Leaning process
In the process of learning using LoRA (Low-Rank Adaptation), we start by creating a Base model and conducting fine-tuning to generate LoRA, which enhances the model’s flexibility towards new data. Subsequently, we combine LoRA with the base model to create a new model capable of continuous learning.
After incorporating LoRA into the primary model, the results can be used to merge with other models or applied directly. This enables the model to exhibit continuous learning abilities and adapt well to new data.
Ultimately, adopting the LoRA approach proves to be an effective method in imparting the model with adaptability for continuous learning and seamless integration with other models in research endeavors.

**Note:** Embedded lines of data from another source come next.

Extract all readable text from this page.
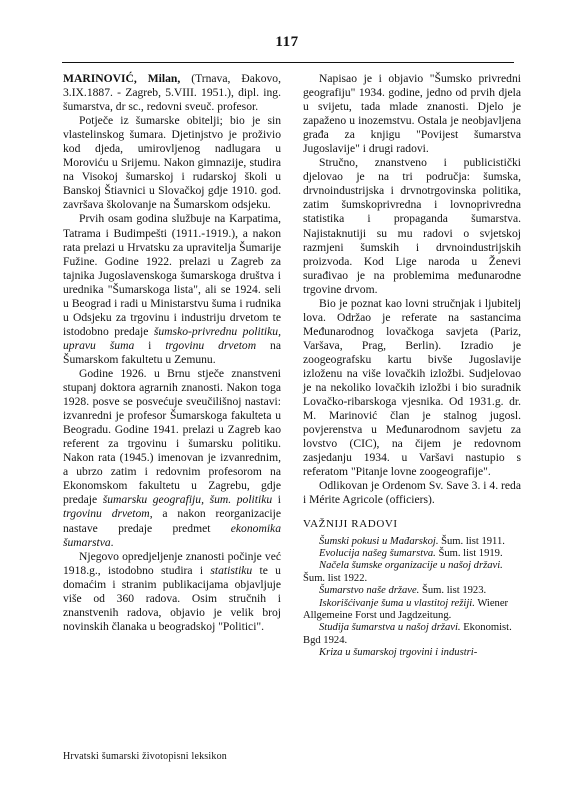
117

MARINOVIĆ, Milan, (Trnava, Đakovo, 3.IX.1887. - Zagreb, 5.VIII. 1951.), dipl. ing. šumarstva, dr sc., redovni sveuč. profesor.

Potječe iz šumarske obitelji; bio je sin vlastelinskog šumara. Djetinjstvo je proživio kod djeda, umirovljenog nadlugara u Moroviću u Srijemu. Nakon gimnazije, studira na Visokoj šumarskoj i rudarskoj školi u Banskoj Štiavnici u Slovačkoj gdje 1910. god. završava školovanje na Šumarskom odsjeku.

Prvih osam godina službuje na Karpatima, Tatrama i Budimpešti (1911.-1919.), a nakon rata prelazi u Hrvatsku za upravitelja Šumarije Fužine. Godine 1922. prelazi u Zagreb za tajnika Jugoslavenskoga šumarskoga društva i urednika "Šumarskoga lista", ali se 1924. seli u Beograd i radi u Ministarstvu šuma i rudnika u Odsjeku za trgovinu i industriju drvetom te istodobno predaje šumsko-privrednu politiku, upravu šuma i trgovinu drvetom na Šumarskom fakultetu u Zemunu.

Godine 1926. u Brnu stječe znanstveni stupanj doktora agrarnih znanosti. Nakon toga 1928. posve se posvećuje sveučilišnoj nastavi: izvanredni je profesor Šumarskoga fakulteta u Beogradu. Godine 1941. prelazi u Zagreb kao referent za trgovinu i šumarsku politiku. Nakon rata (1945.) imenovan je izvanrednim, a ubrzo zatim i redovnim profesorom na Ekonomskom fakultetu u Zagrebu, gdje predaje šumarsku geografiju, šum. politiku i trgovinu drvetom, a nakon reorganizacije nastave predaje predmet ekonomika šumarstva.

Njegovo opredjeljenje znanosti počinje već 1918.g., istodobno studira i statistiku te u domaćim i stranim publikacijama objavljuje više od 360 radova. Osim stručnih i znanstvenih radova, objavio je velik broj novinskih članaka u beogradskoj "Politici".

Napisao je i objavio "Šumsko privredni geografiju" 1934. godine, jedno od prvih djela u svijetu, tada mlade znanosti. Djelo je zapaženo u inozemstvu. Ostala je neobjavljena građa za knjigu "Povijest šumarstva Jugoslavije" i drugi radovi.

Stručno, znanstveno i publicistički djelovao je na tri područja: šumska, drvnoindustrijska i drvnotrgovinska politika, zatim šumskoprivredna i lovnoprivredna statistika i propaganda šumarstva. Najistaknutiji su mu radovi o svjetskoj razmjeni šumskih i drvnoindustrijskih proizvoda. Kod Lige naroda u Ženevi surađivao je na problemima međunarodne trgovine drvom.

Bio je poznat kao lovni stručnjak i ljubitelj lova. Održao je referate na sastancima Međunarodnog lovačkoga savjeta (Pariz, Varšava, Prag, Berlin). Izradio je zoogeografsku kartu bivše Jugoslavije izloženu na više lovačkih izložbi. Sudjelovao je na nekoliko lovačkih izložbi i bio suradnik Lovačko-ribarskoga vjesnika. Od 1931.g. dr. M. Marinović član je stalnog jugosl. povjerenstva u Međunarodnom savjetu za lovstvo (CIC), na čijem je redovnom zasjedanju 1934. u Varšavi nastupio s referatom "Pitanje lovne zoogeografije".

Odlikovan je Ordenom Sv. Save 3. i 4. reda i Mérite Agricole (officiers).

VAŽNIJI RADOVI

Šumski pokusi u Mađarskoj. Šum. list 1911.

Evolucija našeg šumarstva. Šum. list 1919.

Načela šumske organizacije u našoj državi. Šum. list 1922.

Šumarstvo naše države. Šum. list 1923.

Iskorišćivanje šuma u vlastitoj režiji. Wiener Allgemeine Forst und Jagdzeitung.

Studija šumarstva u našoj državi. Ekonomist. Bgd 1924.

Kriza u šumarskoj trgovini i industri-

Hrvatski šumarski životopisni leksikon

The diagram illustrates the operational principles of model learning, showcasing its ability to gather information through diverse channels such as alternative data sources, user interactions, and independent data retrieval. This results in a significant diversity among individual models, each capable of learning from distinct sources, contributing to a rich and varied spectrum of knowledge. This variance in learning approaches can have profound implications for future research endeavors, emphasizing the concept of iterative and reinforced thinking processes.
In summary, the depiction highlights the model’s capacity to assimilate information from various avenues, fostering a broad range of learning experiences. This diversity in learning methods among individual models can be instrumental in shaping innovative research strategies and underscores the essence of repetitive and reinforced cognitive processes.